A few months ago I attended a talk given by Monotype’s Steve Matteson who designed awesome fonts like Open Sans, Android’s Droid family and Microsoft’s Segoe family among others, and by Mark Boulton who is now Design Director at Monotype and founder of Mark Boulton Design, which was acquired by Monotype :)

The talk was pretty great and as you can imagine from their background, it was about Typefaces and their importance in a brand’s or a product’s value. Yes, I am a software engineer but I do care about the design and the aesthetics of my work! As much as I hate Apple, Steve Jobs was the leading exemplar of the fusion between technology and design, and will always be one of my role models.

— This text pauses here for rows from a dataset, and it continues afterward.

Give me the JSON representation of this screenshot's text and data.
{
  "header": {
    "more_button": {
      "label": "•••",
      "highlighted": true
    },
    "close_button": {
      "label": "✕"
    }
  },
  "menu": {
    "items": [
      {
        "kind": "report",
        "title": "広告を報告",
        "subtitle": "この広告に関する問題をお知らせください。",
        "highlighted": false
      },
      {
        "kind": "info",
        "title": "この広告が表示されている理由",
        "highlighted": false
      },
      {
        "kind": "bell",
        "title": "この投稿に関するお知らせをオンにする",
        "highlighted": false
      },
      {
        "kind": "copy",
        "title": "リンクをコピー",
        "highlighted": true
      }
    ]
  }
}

Anyway, the one thing that stood out and impressed me the most out of the talk was Mark’s speech about Marginal Degradation. I found it so basic and simple but at the same time so powerful that it just sticked to my mind. After a few days I decided to read more about it and found a related article in Mark’s blog which is basically a scripted version of what he said. I always paid attention to the smallest detail, but after reading and hearing about this I just made it a habit! I will give you a brief summary below but I encourage you to read the whole article.

Banana vs Human DNA

Here’s a few fun facts… - Gorillas share 98.4% of our DNA - Goldfish share 68% - Bananas share 50%

Bananas. Are 50% the same as us.

Read the above quote, then read it again, and then again one last time!

Only 1.6% of DNA differentiates us from gorillas and we are half-way to becoming bananas! Don’t get all fancy science genius with me now, I don’t know how much really that is in DNA world, but the fact still holds. Even the slightest marginal degradation of our DNA can make us inferior.

Now consider this to whatever you do. I write code as a living, you might be writing literature, or you might be designing the next website for the most awesome startup ever. You have to pay attention to detail, even the smallest one! Do not let anyone tell you “Just do it quickly for now, the manager wants it urgently. We can revisit this later.” No, you will not revisit it later and you will not fix this little sucker. It is there and it will stay there, degrading and sucking out the value and quality of your product.

Your brand or design is supposed to be a human, but people perceive it as a gorilla. Or a banana.

You have to really think the consequences of everything you sacrifice by not giving 100% of yourself in doing something. It might seem like a tiny thing at the moment, but if you take into account all those little tiny things you sacrificed over the years, you will find out how much you deviated from your original goal.

Nobody wants his product or brand to be seen as a banana, when it was supposed to be a human!

Takeouts

  • Pay attention to the details!
  • Do not sacrifice quality for a moment’s weakness or lack of time!
  • Always have in mind the original goal/target of what you want to achieve, otherwise every little deviation might lead to something entirely different!